24-03-2015, 08:32 PM
Trees around a lake.
The Trembling Aspen in its autumn colours
Strangler fig tree in Costa Rica. Locally known as Guanacaste.
A tree is a tall plant with a trunk and branches made of wood. It can live for many years. The four main parts of a tree are the roots, the trunk, the branches, and the leaves.
The roots of a tree are usually under the ground. One case for which this is not true are the roots of the mangrove tree.[1] A single tree has many roots. The roots carry food and water from the ground through the trunk and branches to the leaves of the tree. They can also breathe in air.[1] Sometimes, roots are specialized into aerial roots, which can also provide support, as is the case with the Banyan tree.
The trunk is the main body of the tree. The trunk is covered with bark which protects it from damage. Branches grow from the trunk. They spread out so that the leaves can get more sunlight.
The leaves of a tree are green most of the time, but they can come in many colours, shapes and sizes. The leaves take in sunlight and use water and food from the roots to make the tree grow, and to reproduce.
Trees and shrubs take in water and carbon dioxide and give out oxygen with sunlight to form sugars. This is the opposite of what animals do in respiration. Plants also do some respiration using oxygen the way animals do. They need oxygen as well as carbon dioxide to live.
Parts of trees
Beech leaves.
Tree roots anchor the structure and provide water and nutrients. The ground has eroded away around the roots of this young pine tree.
The dark lines between the centre and the bark are medullary rays, which allow nutrients to flow across the tree trunk.

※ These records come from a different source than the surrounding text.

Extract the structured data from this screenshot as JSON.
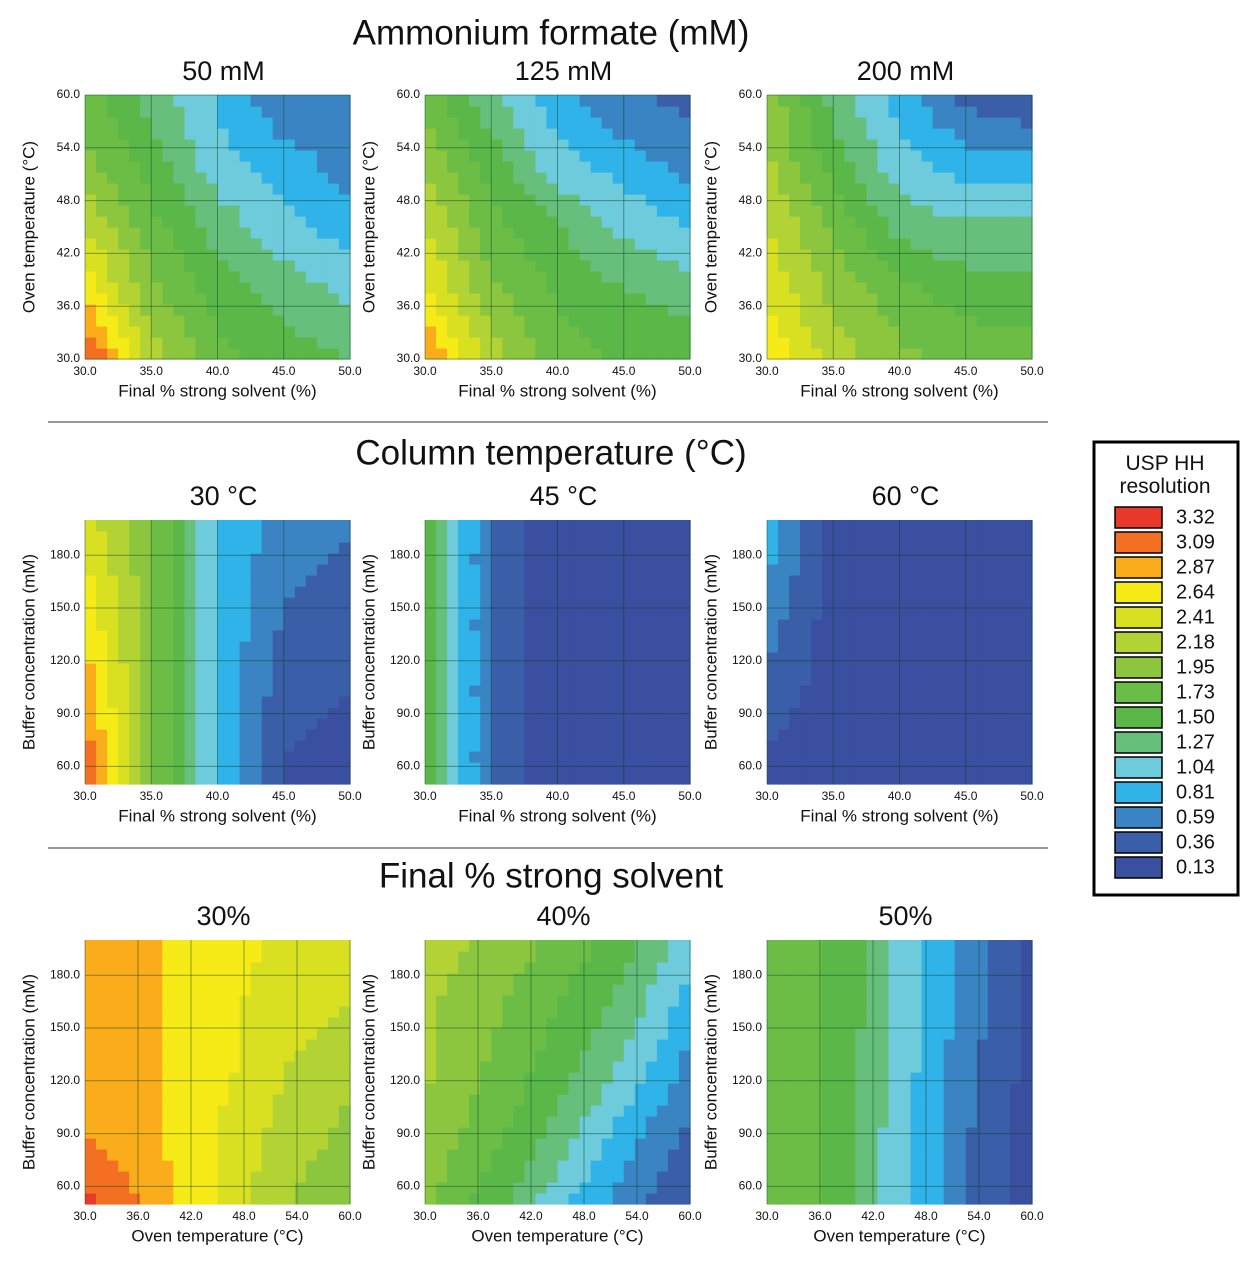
{
  "section_titles": [
    "Ammonium formate (mM)",
    "Column temperature (°C)",
    "Final % strong solvent"
  ],
  "legend": {
    "title": "USP HH resolution",
    "levels": [
      3.32,
      3.09,
      2.87,
      2.64,
      2.41,
      2.18,
      1.95,
      1.73,
      {
        "value": 1.5,
        "label": "1.50"
      },
      1.27,
      1.04,
      0.81,
      0.59,
      0.36,
      0.13
    ],
    "colors": [
      "#e8392a",
      "#f36f21",
      "#fbac1a",
      "#f6eb16",
      "#d9e021",
      "#b3d334",
      "#8cc63f",
      "#6cbd45",
      "#5bb848",
      "#66bf7a",
      "#6dcbdc",
      "#2fb3e8",
      "#3b84c4",
      "#3a5ea8",
      "#3b4fa0"
    ]
  },
  "chart_data": [
    {
      "type": "contour",
      "title": "50 mM",
      "xlabel": "Final % strong solvent (%)",
      "ylabel": "Oven temperature (°C)",
      "xlim": [
        30,
        50
      ],
      "xticks": [
        {
          "value": 30,
          "label": "30.0"
        },
        {
          "value": 35,
          "label": "35.0"
        },
        {
          "value": 40,
          "label": "40.0"
        },
        {
          "value": 45,
          "label": "45.0"
        },
        {
          "value": 50,
          "label": "50.0"
        }
      ],
      "ylim": [
        30,
        60
      ],
      "yticks": [
        {
          "value": 30,
          "label": "30.0"
        },
        {
          "value": 36,
          "label": "36.0"
        },
        {
          "value": 42,
          "label": "42.0"
        },
        {
          "value": 48,
          "label": "48.0"
        },
        {
          "value": 54,
          "label": "54.0"
        },
        {
          "value": 60,
          "label": "60.0"
        }
      ],
      "grid": true,
      "z": [
        [
          3.3,
          2.2,
          1.7,
          1.5,
          1.4
        ],
        [
          2.7,
          1.9,
          1.5,
          1.3,
          1.1
        ],
        [
          2.3,
          1.7,
          1.3,
          1.0,
          0.8
        ],
        [
          1.9,
          1.5,
          1.0,
          0.8,
          0.6
        ],
        [
          1.7,
          1.3,
          0.9,
          0.5,
          0.6
        ]
      ]
    },
    {
      "type": "contour",
      "title": "125 mM",
      "xlabel": "Final % strong solvent (%)",
      "ylabel": "Oven temperature (°C)",
      "xlim": [
        30,
        50
      ],
      "xticks": [
        {
          "value": 30,
          "label": "30.0"
        },
        {
          "value": 35,
          "label": "35.0"
        },
        {
          "value": 40,
          "label": "40.0"
        },
        {
          "value": 45,
          "label": "45.0"
        },
        {
          "value": 50,
          "label": "50.0"
        }
      ],
      "ylim": [
        30,
        60
      ],
      "yticks": [
        {
          "value": 30,
          "label": "30.0"
        },
        {
          "value": 36,
          "label": "36.0"
        },
        {
          "value": 42,
          "label": "42.0"
        },
        {
          "value": 48,
          "label": "48.0"
        },
        {
          "value": 54,
          "label": "54.0"
        },
        {
          "value": 60,
          "label": "60.0"
        }
      ],
      "grid": true,
      "z": [
        [
          3.0,
          2.2,
          1.7,
          1.6,
          1.5
        ],
        [
          2.6,
          1.9,
          1.6,
          1.4,
          1.3
        ],
        [
          2.3,
          1.7,
          1.4,
          1.1,
          0.9
        ],
        [
          2.0,
          1.5,
          1.0,
          0.8,
          0.6
        ],
        [
          1.8,
          1.2,
          0.8,
          0.5,
          0.4
        ]
      ]
    },
    {
      "type": "contour",
      "title": "200 mM",
      "xlabel": "Final % strong solvent (%)",
      "ylabel": "Oven temperature (°C)",
      "xlim": [
        30,
        50
      ],
      "xticks": [
        {
          "value": 30,
          "label": "30.0"
        },
        {
          "value": 35,
          "label": "35.0"
        },
        {
          "value": 40,
          "label": "40.0"
        },
        {
          "value": 45,
          "label": "45.0"
        },
        {
          "value": 50,
          "label": "50.0"
        }
      ],
      "ylim": [
        30,
        60
      ],
      "yticks": [
        {
          "value": 30,
          "label": "30.0"
        },
        {
          "value": 36,
          "label": "36.0"
        },
        {
          "value": 42,
          "label": "42.0"
        },
        {
          "value": 48,
          "label": "48.0"
        },
        {
          "value": 54,
          "label": "54.0"
        },
        {
          "value": 60,
          "label": "60.0"
        }
      ],
      "grid": true,
      "z": [
        [
          2.7,
          2.2,
          1.9,
          1.8,
          1.7
        ],
        [
          2.5,
          2.0,
          1.7,
          1.5,
          1.5
        ],
        [
          2.3,
          1.8,
          1.3,
          1.2,
          1.2
        ],
        [
          2.1,
          1.5,
          1.0,
          0.8,
          0.8
        ],
        [
          2.0,
          1.3,
          0.8,
          0.4,
          0.2
        ]
      ]
    },
    {
      "type": "contour",
      "title": "30 °C",
      "xlabel": "Final % strong solvent (%)",
      "ylabel": "Buffer concentration (mM)",
      "xlim": [
        30,
        50
      ],
      "xticks": [
        {
          "value": 30,
          "label": "30.0"
        },
        {
          "value": 35,
          "label": "35.0"
        },
        {
          "value": 40,
          "label": "40.0"
        },
        {
          "value": 45,
          "label": "45.0"
        },
        {
          "value": 50,
          "label": "50.0"
        }
      ],
      "ylim": [
        50,
        200
      ],
      "yticks": [
        {
          "value": 60,
          "label": "60.0"
        },
        {
          "value": 90,
          "label": "90.0"
        },
        {
          "value": 120,
          "label": "120.0"
        },
        {
          "value": 150,
          "label": "150.0"
        },
        {
          "value": 180,
          "label": "180.0"
        }
      ],
      "grid": true,
      "z": [
        [
          3.2,
          1.9,
          0.9,
          0.2,
          0.13
        ],
        [
          3.0,
          1.9,
          0.9,
          0.3,
          0.2
        ],
        [
          2.8,
          1.9,
          0.9,
          0.4,
          0.3
        ],
        [
          2.6,
          1.9,
          0.9,
          0.5,
          0.4
        ],
        [
          2.4,
          1.9,
          0.9,
          0.6,
          0.5
        ]
      ]
    },
    {
      "type": "contour",
      "title": "45 °C",
      "xlabel": "Final % strong solvent (%)",
      "ylabel": "Buffer concentration (mM)",
      "xlim": [
        30,
        50
      ],
      "xticks": [
        {
          "value": 30,
          "label": "30.0"
        },
        {
          "value": 35,
          "label": "35.0"
        },
        {
          "value": 40,
          "label": "40.0"
        },
        {
          "value": 45,
          "label": "45.0"
        },
        {
          "value": 50,
          "label": "50.0"
        }
      ],
      "ylim": [
        50,
        200
      ],
      "yticks": [
        {
          "value": 60,
          "label": "60.0"
        },
        {
          "value": 90,
          "label": "90.0"
        },
        {
          "value": 120,
          "label": "120.0"
        },
        {
          "value": 150,
          "label": "150.0"
        },
        {
          "value": 180,
          "label": "180.0"
        }
      ],
      "grid": true,
      "z": [
        [
          1.6,
          0.4,
          0.13,
          0.13,
          0.13
        ],
        [
          1.6,
          0.4,
          0.13,
          0.13,
          0.13
        ],
        [
          1.6,
          0.4,
          0.13,
          0.13,
          0.13
        ],
        [
          1.6,
          0.4,
          0.13,
          0.13,
          0.13
        ],
        [
          1.6,
          0.4,
          0.13,
          0.13,
          0.13
        ]
      ]
    },
    {
      "type": "contour",
      "title": "60 °C",
      "xlabel": "Final % strong solvent (%)",
      "ylabel": "Buffer concentration (mM)",
      "xlim": [
        30,
        50
      ],
      "xticks": [
        {
          "value": 30,
          "label": "30.0"
        },
        {
          "value": 35,
          "label": "35.0"
        },
        {
          "value": 40,
          "label": "40.0"
        },
        {
          "value": 45,
          "label": "45.0"
        },
        {
          "value": 50,
          "label": "50.0"
        }
      ],
      "ylim": [
        50,
        200
      ],
      "yticks": [
        {
          "value": 60,
          "label": "60.0"
        },
        {
          "value": 90,
          "label": "90.0"
        },
        {
          "value": 120,
          "label": "120.0"
        },
        {
          "value": 150,
          "label": "150.0"
        },
        {
          "value": 180,
          "label": "180.0"
        }
      ],
      "grid": true,
      "z": [
        [
          0.13,
          0.13,
          0.13,
          0.13,
          0.13
        ],
        [
          0.3,
          0.13,
          0.13,
          0.13,
          0.13
        ],
        [
          0.5,
          0.13,
          0.13,
          0.13,
          0.13
        ],
        [
          0.7,
          0.13,
          0.13,
          0.13,
          0.13
        ],
        [
          0.9,
          0.13,
          0.13,
          0.13,
          0.13
        ]
      ]
    },
    {
      "type": "contour",
      "title": "30%",
      "xlabel": "Oven temperature (°C)",
      "ylabel": "Buffer concentration (mM)",
      "xlim": [
        30,
        60
      ],
      "xticks": [
        {
          "value": 30,
          "label": "30.0"
        },
        {
          "value": 36,
          "label": "36.0"
        },
        {
          "value": 42,
          "label": "42.0"
        },
        {
          "value": 48,
          "label": "48.0"
        },
        {
          "value": 54,
          "label": "54.0"
        },
        {
          "value": 60,
          "label": "60.0"
        }
      ],
      "ylim": [
        50,
        200
      ],
      "yticks": [
        {
          "value": 60,
          "label": "60.0"
        },
        {
          "value": 90,
          "label": "90.0"
        },
        {
          "value": 120,
          "label": "120.0"
        },
        {
          "value": 150,
          "label": "150.0"
        },
        {
          "value": 180,
          "label": "180.0"
        }
      ],
      "grid": true,
      "z": [
        [
          3.3,
          2.9,
          2.5,
          2.1,
          1.8
        ],
        [
          3.0,
          2.8,
          2.5,
          2.2,
          2.0
        ],
        [
          2.9,
          2.8,
          2.6,
          2.3,
          2.1
        ],
        [
          2.8,
          2.8,
          2.6,
          2.4,
          2.3
        ],
        [
          2.8,
          2.8,
          2.6,
          2.5,
          2.4
        ]
      ]
    },
    {
      "type": "contour",
      "title": "40%",
      "xlabel": "Oven temperature (°C)",
      "ylabel": "Buffer concentration (mM)",
      "xlim": [
        30,
        60
      ],
      "xticks": [
        {
          "value": 30,
          "label": "30.0"
        },
        {
          "value": 36,
          "label": "36.0"
        },
        {
          "value": 42,
          "label": "42.0"
        },
        {
          "value": 48,
          "label": "48.0"
        },
        {
          "value": 54,
          "label": "54.0"
        },
        {
          "value": 60,
          "label": "60.0"
        }
      ],
      "ylim": [
        50,
        200
      ],
      "yticks": [
        {
          "value": 60,
          "label": "60.0"
        },
        {
          "value": 90,
          "label": "90.0"
        },
        {
          "value": 120,
          "label": "120.0"
        },
        {
          "value": 150,
          "label": "150.0"
        },
        {
          "value": 180,
          "label": "180.0"
        }
      ],
      "grid": true,
      "z": [
        [
          1.9,
          1.5,
          1.0,
          0.6,
          0.2
        ],
        [
          2.0,
          1.7,
          1.3,
          0.8,
          0.4
        ],
        [
          2.1,
          1.8,
          1.5,
          1.1,
          0.6
        ],
        [
          2.1,
          1.9,
          1.6,
          1.3,
          0.8
        ],
        [
          2.2,
          2.0,
          1.8,
          1.5,
          1.0
        ]
      ]
    },
    {
      "type": "contour",
      "title": "50%",
      "xlabel": "Oven temperature (°C)",
      "ylabel": "Buffer concentration (mM)",
      "xlim": [
        30,
        60
      ],
      "xticks": [
        {
          "value": 30,
          "label": "30.0"
        },
        {
          "value": 36,
          "label": "36.0"
        },
        {
          "value": 42,
          "label": "42.0"
        },
        {
          "value": 48,
          "label": "48.0"
        },
        {
          "value": 54,
          "label": "54.0"
        },
        {
          "value": 60,
          "label": "60.0"
        }
      ],
      "ylim": [
        50,
        200
      ],
      "yticks": [
        {
          "value": 60,
          "label": "60.0"
        },
        {
          "value": 90,
          "label": "90.0"
        },
        {
          "value": 120,
          "label": "120.0"
        },
        {
          "value": 150,
          "label": "150.0"
        },
        {
          "value": 180,
          "label": "180.0"
        }
      ],
      "grid": true,
      "z": [
        [
          1.7,
          1.6,
          1.0,
          0.5,
          0.13
        ],
        [
          1.7,
          1.6,
          1.0,
          0.5,
          0.13
        ],
        [
          1.7,
          1.6,
          1.05,
          0.55,
          0.15
        ],
        [
          1.7,
          1.6,
          1.1,
          0.6,
          0.2
        ],
        [
          1.7,
          1.6,
          1.1,
          0.6,
          0.2
        ]
      ]
    }
  ]
}
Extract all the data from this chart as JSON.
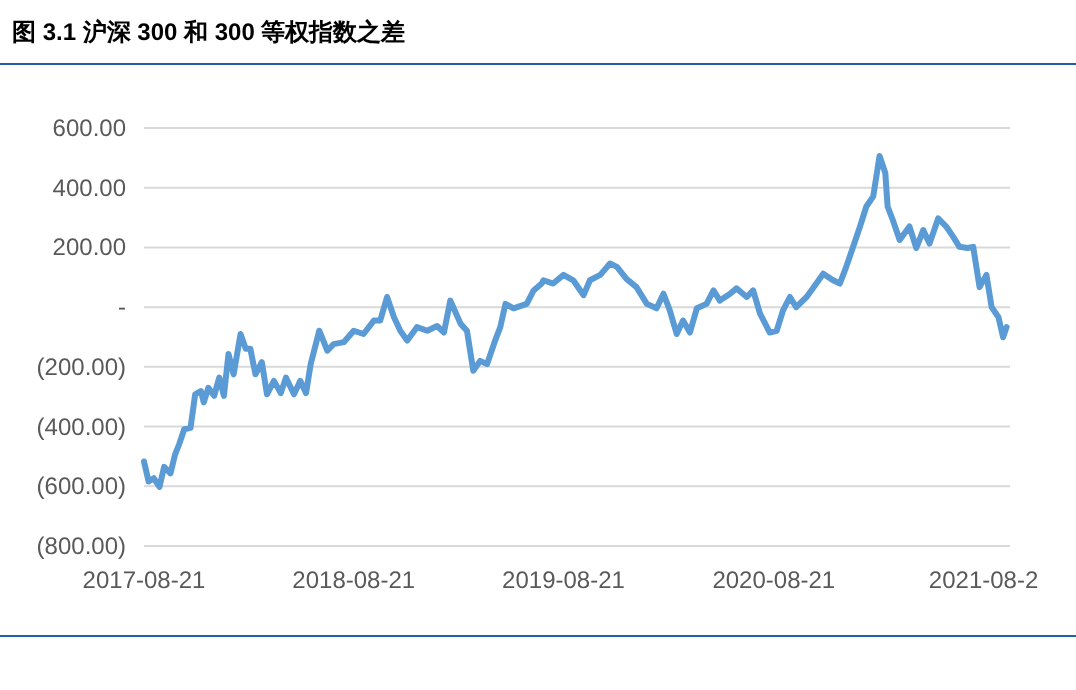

The parts of a tree are the roots, trunk(s), branches, twigs and leaves. Tree stems are mainly made of support and transport tissues (xylem and phloem). Wood consists of xylem cells, and bark is made of phloem and other tissues external to the vascular cambium.
Growth of the trunk
As a tree grows, it may produce growth rings as new wood is laid down around the old wood.It may live to be a thousand years old. In areas with seasonal climate, wood produced at different times of the year may alternate light and dark rings. In temperate climates, and tropical climates with a single wet-dry season alternation, the growth rings are annual, each pair of light and dark rings being one year of growth. In areas with two wet and dry seasons each year, there may be two pairs of light and dark rings each year; and in some (mainly semi-desert regions with irregular rainfall), there may be a new growth ring with each rainfall.[2]
In tropical rainforest regions, with constant year-round climate, growth is continuous. Growth rings are not visible and there is no change in the wood texture. In species with annual rings, these rings can be counted to find the age of the tree. This way, wood taken from trees in the past can be dated, because the patterns of ring thickness are very distinctive. This is dendrochronology. Very few tropical trees can be accurately dated in this manner.
Roots
The roots of a tree are generally down in earth, providing anchorage for the parts above ground, and taking in water and nutrients from the soil. Most trees need help from a fungus for better uptake of nutriens: this is mycorrhiza. Most of a tree's biomass comes from carbon dioxide absorbed from the atmosphere (see photosynthesis). Above ground, the trunk gives height to the leaf-bearing branches, competing with other plant species for sunlight. In many trees, the order of the branches makes exposure of the leaves to sunlight better.
Exceptions
Not all trees have all the organs or parts as mentioned above. For example, most palm trees are not branched, the saguaro cactus of North America has no functional leaves, tree ferns do not produce bark, etc. Based on their general shape and size, all of these are nonetheless generally regarded as trees. Trees can vary very much. A plant form that is similar to a tree, but generally having smaller, multiple trunks and/or branches that arise near the ground, is called a shrub (or a bush). Even though that is true, no precise differentiation between shrubs and trees is possible. Given their small size, bonsai plants would not technically be 'trees', but one should not confuse reference to the form of a species with the size or shape of individual specimens. A spruce seedling does not fit the definition of a tree, but all spruces are trees.